Environment and lifestyle count

Experts disagree on how much genetics influence a person's life span vs. their lifestyle. But most experts say that good genes will only get you so far.

Jamie Justice, an assistant professor of gerontology at Wake Forest University, says some research has suggested that genetics account for around 25 percent of longevity. The other 75 percent relates to your environment - where you live, what you eat, how often you exercise and your support system through friends or family.

For those of us who are not endowed with a set of promising genes, the goal isn't to push the boundaries of human life expectancy, Justice said. Instead, researchers want to figure out how people can have full, healthy lives with the time they have.

"The goal isn't necessarily to live to 118 years. It's to live well within those years," Justice said. "What individual things do we do that we can really harness our health and live healthier within the years given?"
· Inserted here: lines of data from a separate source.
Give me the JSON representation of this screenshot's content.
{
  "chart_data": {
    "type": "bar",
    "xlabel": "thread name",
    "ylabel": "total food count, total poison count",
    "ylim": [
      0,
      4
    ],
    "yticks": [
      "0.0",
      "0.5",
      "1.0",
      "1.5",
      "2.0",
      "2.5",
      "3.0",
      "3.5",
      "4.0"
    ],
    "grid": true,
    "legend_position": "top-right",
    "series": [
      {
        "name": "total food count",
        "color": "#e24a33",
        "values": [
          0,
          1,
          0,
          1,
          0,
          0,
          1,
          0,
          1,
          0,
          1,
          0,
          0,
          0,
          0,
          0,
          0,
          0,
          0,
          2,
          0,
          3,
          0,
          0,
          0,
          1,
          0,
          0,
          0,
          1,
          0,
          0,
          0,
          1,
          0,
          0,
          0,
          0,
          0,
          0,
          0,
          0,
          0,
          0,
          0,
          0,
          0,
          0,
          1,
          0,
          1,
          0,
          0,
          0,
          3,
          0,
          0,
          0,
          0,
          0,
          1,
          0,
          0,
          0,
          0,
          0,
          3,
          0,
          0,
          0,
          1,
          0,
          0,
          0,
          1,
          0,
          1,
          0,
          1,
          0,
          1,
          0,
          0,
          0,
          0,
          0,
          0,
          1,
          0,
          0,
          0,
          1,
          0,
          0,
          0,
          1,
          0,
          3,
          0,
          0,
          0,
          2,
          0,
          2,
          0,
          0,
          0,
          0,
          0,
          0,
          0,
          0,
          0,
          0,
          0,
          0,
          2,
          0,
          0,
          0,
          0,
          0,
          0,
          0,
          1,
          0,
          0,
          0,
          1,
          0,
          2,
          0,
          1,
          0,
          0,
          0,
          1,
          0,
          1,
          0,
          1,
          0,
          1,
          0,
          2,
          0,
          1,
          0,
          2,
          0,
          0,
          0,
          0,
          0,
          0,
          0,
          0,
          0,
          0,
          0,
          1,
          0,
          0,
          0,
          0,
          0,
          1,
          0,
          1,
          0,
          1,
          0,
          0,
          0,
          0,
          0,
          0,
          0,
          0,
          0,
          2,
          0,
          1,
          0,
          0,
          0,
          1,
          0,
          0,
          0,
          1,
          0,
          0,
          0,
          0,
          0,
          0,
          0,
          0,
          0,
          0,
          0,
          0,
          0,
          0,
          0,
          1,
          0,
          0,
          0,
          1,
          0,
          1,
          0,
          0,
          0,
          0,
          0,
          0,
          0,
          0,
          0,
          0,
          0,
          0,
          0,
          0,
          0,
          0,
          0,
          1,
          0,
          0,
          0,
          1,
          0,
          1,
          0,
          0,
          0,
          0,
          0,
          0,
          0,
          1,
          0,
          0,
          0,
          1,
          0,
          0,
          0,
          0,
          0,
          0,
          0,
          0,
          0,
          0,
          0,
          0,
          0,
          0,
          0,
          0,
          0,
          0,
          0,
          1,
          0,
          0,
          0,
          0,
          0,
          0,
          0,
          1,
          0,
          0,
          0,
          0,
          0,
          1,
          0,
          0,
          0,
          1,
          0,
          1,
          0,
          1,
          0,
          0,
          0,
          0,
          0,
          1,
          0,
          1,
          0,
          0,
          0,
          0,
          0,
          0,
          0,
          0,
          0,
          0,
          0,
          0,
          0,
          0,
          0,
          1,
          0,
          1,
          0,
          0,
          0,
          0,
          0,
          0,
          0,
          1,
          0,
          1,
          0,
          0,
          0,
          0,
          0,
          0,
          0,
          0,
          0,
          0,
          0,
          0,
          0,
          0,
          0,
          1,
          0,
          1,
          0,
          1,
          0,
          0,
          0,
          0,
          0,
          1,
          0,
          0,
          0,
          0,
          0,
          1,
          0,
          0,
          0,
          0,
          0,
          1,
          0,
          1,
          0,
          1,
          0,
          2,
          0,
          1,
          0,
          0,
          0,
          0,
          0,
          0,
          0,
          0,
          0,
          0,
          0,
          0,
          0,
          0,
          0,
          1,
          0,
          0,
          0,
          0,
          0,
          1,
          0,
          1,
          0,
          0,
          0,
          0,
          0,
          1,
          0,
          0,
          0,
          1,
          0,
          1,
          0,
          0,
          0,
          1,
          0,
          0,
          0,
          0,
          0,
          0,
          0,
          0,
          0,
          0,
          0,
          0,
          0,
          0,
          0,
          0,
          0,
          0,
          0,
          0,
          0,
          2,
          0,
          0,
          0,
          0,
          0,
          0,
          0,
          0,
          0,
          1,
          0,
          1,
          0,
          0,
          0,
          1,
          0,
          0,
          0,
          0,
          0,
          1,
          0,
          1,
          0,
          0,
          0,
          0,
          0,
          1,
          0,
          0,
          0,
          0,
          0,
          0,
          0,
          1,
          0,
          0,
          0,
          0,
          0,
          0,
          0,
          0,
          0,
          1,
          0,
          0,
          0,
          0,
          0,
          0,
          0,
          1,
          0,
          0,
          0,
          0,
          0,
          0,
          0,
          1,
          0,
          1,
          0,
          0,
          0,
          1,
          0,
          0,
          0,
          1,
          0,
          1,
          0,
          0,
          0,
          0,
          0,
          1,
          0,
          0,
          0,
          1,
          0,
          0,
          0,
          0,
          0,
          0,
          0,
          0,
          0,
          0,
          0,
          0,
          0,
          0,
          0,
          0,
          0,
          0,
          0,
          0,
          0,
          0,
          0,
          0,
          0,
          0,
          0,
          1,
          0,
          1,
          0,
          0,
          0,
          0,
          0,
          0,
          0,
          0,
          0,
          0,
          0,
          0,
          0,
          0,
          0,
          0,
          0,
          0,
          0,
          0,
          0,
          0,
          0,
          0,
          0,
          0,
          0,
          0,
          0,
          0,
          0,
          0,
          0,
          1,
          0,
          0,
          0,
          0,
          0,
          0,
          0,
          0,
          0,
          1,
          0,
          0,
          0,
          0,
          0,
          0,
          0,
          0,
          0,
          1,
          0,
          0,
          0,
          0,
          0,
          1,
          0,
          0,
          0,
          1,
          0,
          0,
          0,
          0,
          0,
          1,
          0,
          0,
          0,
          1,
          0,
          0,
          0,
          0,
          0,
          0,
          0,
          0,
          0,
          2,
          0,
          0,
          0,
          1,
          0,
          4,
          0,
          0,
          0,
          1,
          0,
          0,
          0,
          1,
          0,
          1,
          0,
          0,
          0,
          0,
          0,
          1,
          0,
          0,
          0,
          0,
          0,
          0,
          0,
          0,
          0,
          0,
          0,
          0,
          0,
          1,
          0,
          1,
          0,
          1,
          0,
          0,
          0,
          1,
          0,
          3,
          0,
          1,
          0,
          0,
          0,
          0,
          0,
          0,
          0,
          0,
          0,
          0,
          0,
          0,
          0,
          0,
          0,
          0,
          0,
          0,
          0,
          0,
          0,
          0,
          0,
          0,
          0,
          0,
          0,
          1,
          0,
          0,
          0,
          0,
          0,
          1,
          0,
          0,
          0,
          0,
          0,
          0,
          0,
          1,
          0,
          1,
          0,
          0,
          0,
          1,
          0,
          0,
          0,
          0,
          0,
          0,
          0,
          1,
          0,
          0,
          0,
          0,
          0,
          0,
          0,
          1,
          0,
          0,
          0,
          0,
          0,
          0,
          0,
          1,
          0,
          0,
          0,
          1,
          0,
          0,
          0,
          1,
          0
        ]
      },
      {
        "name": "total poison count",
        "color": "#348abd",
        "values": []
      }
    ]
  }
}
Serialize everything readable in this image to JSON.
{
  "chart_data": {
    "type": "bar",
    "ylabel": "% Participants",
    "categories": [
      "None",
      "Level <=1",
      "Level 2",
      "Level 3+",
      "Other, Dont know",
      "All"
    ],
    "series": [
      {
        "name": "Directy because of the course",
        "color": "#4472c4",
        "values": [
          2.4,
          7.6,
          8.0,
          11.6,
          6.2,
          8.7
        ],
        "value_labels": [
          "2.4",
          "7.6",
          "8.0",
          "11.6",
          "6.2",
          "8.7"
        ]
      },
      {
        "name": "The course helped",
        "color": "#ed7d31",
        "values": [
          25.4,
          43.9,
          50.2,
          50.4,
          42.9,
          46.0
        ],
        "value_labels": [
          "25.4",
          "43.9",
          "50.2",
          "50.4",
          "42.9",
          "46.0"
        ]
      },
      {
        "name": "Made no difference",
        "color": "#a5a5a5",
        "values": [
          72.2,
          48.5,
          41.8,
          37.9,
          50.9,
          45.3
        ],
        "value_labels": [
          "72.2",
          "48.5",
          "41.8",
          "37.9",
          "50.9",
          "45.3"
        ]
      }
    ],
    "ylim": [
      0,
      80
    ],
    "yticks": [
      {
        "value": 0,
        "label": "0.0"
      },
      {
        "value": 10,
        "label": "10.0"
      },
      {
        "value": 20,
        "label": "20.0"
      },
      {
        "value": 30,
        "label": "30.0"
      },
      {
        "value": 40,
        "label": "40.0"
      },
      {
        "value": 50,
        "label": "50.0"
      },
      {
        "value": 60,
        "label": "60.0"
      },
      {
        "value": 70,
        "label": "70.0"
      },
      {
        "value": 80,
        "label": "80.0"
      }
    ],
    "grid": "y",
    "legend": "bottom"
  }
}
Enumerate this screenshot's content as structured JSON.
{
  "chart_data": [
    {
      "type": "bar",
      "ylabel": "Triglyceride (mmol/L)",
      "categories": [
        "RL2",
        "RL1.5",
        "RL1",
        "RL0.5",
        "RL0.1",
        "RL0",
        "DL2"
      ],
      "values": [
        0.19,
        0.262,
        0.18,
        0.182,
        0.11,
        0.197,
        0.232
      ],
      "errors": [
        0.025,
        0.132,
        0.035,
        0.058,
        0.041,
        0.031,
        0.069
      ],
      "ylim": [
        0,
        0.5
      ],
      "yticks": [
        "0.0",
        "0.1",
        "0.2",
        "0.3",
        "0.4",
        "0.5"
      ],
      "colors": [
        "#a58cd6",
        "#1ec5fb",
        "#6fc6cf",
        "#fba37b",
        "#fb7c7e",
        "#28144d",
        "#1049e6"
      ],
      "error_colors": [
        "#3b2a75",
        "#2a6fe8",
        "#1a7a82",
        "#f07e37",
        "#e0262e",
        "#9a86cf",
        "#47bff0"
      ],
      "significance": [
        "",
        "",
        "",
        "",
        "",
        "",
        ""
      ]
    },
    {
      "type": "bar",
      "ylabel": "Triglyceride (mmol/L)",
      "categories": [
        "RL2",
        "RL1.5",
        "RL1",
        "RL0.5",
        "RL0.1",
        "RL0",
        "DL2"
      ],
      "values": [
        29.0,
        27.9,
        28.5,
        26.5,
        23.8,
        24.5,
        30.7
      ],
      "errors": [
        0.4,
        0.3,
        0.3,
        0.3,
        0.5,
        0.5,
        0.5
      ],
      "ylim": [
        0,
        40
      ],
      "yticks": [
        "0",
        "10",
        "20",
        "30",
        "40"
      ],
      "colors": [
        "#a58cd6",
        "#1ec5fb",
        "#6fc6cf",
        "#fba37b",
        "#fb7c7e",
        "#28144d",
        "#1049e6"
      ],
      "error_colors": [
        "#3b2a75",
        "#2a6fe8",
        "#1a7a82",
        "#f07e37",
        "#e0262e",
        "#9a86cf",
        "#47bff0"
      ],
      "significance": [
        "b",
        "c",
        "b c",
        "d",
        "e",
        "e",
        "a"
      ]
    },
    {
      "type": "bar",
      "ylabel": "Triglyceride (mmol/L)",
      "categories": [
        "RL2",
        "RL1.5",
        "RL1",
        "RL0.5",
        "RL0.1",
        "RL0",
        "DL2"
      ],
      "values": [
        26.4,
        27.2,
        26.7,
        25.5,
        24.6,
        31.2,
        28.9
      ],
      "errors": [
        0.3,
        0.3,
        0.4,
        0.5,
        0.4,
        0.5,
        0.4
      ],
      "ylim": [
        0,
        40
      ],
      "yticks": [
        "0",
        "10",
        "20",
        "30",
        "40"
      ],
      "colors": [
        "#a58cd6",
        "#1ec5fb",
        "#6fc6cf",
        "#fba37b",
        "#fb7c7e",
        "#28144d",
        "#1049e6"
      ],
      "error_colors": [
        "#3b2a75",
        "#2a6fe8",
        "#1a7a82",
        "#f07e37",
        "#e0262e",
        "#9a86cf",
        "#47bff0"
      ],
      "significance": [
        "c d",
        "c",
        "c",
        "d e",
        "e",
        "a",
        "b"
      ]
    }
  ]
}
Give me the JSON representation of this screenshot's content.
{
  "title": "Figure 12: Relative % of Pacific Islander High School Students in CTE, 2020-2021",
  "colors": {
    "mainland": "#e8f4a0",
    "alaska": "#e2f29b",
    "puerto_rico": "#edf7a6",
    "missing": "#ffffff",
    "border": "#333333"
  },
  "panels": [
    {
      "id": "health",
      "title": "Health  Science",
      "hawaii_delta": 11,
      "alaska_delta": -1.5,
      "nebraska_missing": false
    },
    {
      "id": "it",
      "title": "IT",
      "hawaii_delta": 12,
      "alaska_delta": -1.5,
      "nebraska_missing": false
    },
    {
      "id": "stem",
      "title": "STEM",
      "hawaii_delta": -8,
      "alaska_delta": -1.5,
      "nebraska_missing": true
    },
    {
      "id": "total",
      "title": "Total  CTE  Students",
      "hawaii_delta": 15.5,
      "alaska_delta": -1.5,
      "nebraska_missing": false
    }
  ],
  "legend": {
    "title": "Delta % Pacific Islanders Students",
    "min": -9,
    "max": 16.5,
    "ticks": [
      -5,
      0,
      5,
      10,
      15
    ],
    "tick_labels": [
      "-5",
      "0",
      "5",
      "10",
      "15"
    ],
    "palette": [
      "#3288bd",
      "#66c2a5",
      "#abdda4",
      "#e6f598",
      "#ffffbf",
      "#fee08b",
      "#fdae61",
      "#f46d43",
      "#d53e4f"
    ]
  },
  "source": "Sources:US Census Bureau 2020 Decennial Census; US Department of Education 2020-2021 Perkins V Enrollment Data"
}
And, Justice said, a good public health system "can't be undersold." If you have a better health-care system, you're going to have a higher life expectancy, she said.

And location matters, too

The United States and Japan have the most confirmed centenarians and supercentenarians, people who live to be 110 years old or older; and, Japan has the most per capita, according to Robert Young, the director of supercentenarian research at the Gerontology Research Group.

But, there are probably more centenarians and supercentenarians we don't know about. More than 110 years ago, certain countries were better at creating and preserving birth certificates or hospital records, Young said. A country's record-keeping a century ago is often the factor determining where confirmed supercentenarians are reported across the world, he said.

"People need to remember that when we're looking at human longevity today, we're actually looking more at the state of the world 110-plus years ago," Young said.

Beyond record-keeping, where someone lives - a war zone, a place with access to quality health care, a country with a lot of pollution, a developed nation where people sit a lot - probably plays a significant role in longevity.

Researchers have recently found "the stress of life directly affects some of the biological mechanisms of aging," said Ferrucci, adding that our exposure to various types of pollution can harm our overall health, as well. He called the topic an "expanding area of research" that could revolutionize how we approach public health.

"We are discovering that the secret of good health is not only in our behavior but it's also in what our society does to enhance the health of our population," Ferrucci said.

And, from studying centenarians, Ferrucci said researchers have found that healthy older adults tend to be remain physically active, spend time outside and have strong connections with their friends and family.

"Just walking outside," makes an enormous difference, Ferrucci said.

"If I had a jewel to give to people who want to live long and well, I would tell them to get up early in the morning and go out," Ferrucci said. "That is really the best gift that you can give yourself if you want to achieve longevity."

Still, Ferrucci said centenarians and especially supercentenarians are often "unique." Some people have this "biological resilience" to live a long life despite everything going against them.

"There's the curve of mortality that characterizes the general population and then there are these individuals that are unique singularities," Ferrucci said. "We don't know how and that is the great secret."

Experts say the usual advice of regular exercise and eating healthy food applies generally to all aging adults, but for a few centenarians, there are exceptions to the rule. Barzilai once visited a centenarian, and when she opened the door, she was smoking a cigarette.

"I said, 'Helen, nobody told you to stop smoking?' " Barzilai said. "And she said, 'You know, the four doctors who told me to stop smoking? They all died."